スキャンダルな贈り物♡
「昨日の優那、良かったわーーー」
『だーかーら、その言い方やめて!思い出すでしょ!』
次の日の朝。
圭斗の家のベッドの上で、笑いながら話す。
朝って言っても、朝日の差し込まない暗めの部屋。
カーテンを開けられないから。
『カーテン開けたいよー』
ぶつぶつと私は言う。
が、
「お前みたいなマスコミ会社にお前の体晒されてもいいなら開けてもいいぞー」
なーんて。
そう言って、圭斗はクスリと笑った。
『はぁ?』
むかついた私は、圭斗の上にのしかかって、思い切り叩いてやる。
あれから、圭斗は、大事そうに抱いてくれた。
何度も、何度も。壊れるくらい。
二人で愛を、探りあった。
「昨日は痛くなかったか?」
お腹を抱えて笑う私に、とっさにかけてくれた優しさ。
『うん、おかげさまで。』
笑いを収めて、少し冷静に言った。
すると、調子に乗った圭斗が、俺うまいからなーなんて言い出す。
そしてまた、馬鹿にしあって笑う。
その繰り返し。
それが、本当にくだらなくて、そして楽しかった。
………それも、ある音で一瞬に冷めたけど。
急に、鳴り出したの。
ーーーーーーーーーーーーーープルルルルルル。
携帯の着信音が。
『私……ではないな。

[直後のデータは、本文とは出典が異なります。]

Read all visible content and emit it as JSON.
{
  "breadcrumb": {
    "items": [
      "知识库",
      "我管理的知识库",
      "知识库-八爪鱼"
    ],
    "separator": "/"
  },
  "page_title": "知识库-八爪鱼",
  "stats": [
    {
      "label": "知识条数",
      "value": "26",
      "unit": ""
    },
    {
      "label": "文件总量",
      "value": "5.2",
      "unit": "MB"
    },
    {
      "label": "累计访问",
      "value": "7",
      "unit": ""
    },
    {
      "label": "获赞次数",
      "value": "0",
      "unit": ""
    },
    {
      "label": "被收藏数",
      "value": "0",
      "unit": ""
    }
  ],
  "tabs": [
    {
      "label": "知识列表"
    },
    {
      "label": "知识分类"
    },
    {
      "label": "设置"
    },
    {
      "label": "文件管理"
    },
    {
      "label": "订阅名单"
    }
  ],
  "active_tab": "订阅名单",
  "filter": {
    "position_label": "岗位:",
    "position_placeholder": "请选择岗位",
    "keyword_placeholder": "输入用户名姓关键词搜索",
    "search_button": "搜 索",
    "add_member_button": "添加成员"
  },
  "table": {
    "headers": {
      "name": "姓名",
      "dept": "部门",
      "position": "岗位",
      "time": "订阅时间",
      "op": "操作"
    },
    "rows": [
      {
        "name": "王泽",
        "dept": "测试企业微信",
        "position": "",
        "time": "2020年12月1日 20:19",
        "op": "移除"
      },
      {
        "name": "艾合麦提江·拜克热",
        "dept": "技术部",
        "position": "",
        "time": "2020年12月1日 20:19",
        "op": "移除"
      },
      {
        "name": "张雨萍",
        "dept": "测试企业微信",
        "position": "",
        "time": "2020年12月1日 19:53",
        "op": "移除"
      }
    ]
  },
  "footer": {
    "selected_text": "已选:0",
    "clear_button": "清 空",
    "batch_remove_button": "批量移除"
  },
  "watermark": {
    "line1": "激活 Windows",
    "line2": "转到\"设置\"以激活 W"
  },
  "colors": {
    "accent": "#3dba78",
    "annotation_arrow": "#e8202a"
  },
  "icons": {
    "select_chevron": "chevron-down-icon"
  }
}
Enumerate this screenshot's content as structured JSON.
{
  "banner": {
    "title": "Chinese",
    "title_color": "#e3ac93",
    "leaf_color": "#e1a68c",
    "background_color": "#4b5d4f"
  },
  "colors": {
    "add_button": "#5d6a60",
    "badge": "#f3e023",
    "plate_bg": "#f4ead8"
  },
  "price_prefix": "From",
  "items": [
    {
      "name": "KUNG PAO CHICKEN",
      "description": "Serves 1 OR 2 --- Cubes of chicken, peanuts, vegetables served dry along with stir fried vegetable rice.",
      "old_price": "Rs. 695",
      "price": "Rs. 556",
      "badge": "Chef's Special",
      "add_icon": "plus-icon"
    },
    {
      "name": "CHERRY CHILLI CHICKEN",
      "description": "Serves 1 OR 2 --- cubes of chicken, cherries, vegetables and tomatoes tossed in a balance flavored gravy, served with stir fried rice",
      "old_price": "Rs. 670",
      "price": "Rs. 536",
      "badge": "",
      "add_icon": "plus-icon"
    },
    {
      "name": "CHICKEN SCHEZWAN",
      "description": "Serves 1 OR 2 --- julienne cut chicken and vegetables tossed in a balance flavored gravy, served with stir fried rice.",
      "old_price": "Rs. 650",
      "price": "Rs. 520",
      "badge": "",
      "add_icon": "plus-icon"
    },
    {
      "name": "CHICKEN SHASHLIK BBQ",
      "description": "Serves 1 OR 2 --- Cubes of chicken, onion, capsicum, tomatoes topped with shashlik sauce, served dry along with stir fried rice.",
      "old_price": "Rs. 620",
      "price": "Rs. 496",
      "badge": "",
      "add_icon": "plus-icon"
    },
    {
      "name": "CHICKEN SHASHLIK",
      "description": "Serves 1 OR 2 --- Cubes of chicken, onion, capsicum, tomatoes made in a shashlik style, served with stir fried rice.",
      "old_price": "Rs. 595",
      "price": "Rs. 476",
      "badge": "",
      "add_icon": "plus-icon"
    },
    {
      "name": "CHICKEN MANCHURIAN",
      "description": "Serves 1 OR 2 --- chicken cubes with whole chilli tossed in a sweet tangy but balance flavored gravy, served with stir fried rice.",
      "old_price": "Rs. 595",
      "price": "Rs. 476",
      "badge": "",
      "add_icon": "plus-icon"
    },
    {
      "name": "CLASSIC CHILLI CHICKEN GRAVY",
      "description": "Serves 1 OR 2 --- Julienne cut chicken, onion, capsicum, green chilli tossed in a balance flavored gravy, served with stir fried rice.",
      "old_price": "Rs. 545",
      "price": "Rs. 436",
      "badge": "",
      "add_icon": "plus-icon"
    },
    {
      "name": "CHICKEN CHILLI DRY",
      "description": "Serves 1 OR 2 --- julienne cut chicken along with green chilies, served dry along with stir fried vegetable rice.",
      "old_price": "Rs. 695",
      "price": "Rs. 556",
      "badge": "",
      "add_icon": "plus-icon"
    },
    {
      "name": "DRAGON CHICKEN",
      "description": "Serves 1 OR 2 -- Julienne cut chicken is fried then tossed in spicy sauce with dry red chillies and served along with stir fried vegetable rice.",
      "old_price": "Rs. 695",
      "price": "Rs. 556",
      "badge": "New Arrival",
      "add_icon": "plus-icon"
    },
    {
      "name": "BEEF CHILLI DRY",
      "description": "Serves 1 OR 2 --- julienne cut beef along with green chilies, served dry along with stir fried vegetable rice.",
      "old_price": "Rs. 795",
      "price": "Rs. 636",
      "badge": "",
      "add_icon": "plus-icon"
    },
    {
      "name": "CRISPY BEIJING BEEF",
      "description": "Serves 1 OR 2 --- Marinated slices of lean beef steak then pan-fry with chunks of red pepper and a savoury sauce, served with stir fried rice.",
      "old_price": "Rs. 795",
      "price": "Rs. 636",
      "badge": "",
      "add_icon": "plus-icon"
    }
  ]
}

てことは…』
バックの中の携帯を確認してから、ポツリとつぶやく。
振り向いた瞬間、私に背を向ける圭斗。
圭斗が、電話に出る。
それと同時に、着信音が止まった。
「もしもし?」
《あーもしもし?圭斗?》
電話音が大きいから、電話の向こうが誰かはすぐに分かった。
「こんな時間になんですか、紗羽さん」
………紗羽さん。
私は何も言えなくなる。
すると……
《あーんたそんな女と寝てないで早く来なさいよ》
電話の向こうの声がドスッと低くなる。
「あ……紗羽さん。何言って…」
《見え見えなのよ。全部》
圭斗と電話の紗羽さんの会話を耳にする。
………え?
見え見え…………?
『!』
まさか!!
そう思って私はベッドから飛び出す。
私が向かう先は窓。
それに気づいた圭斗が、慌てて私を止める。
「馬鹿!やめろ!優那!」
私はそんな声なんてもう聞こえてなかった。
聞いてなかった。
勢い良くカーテンを開ける。
その瞬間ーーー
一階からコチラを見据える、紗羽さん。
『安達…紗羽……』
私は動揺で固まってしまう。
ニヤリと笑った紗羽さんは、右手に持っていたカメラをこちらに向けて、人差し指を動かした。
その瞬間だった。
ーーーーーーーーーーーーーーカシャ。
シャッター音が、私に向かって音になった。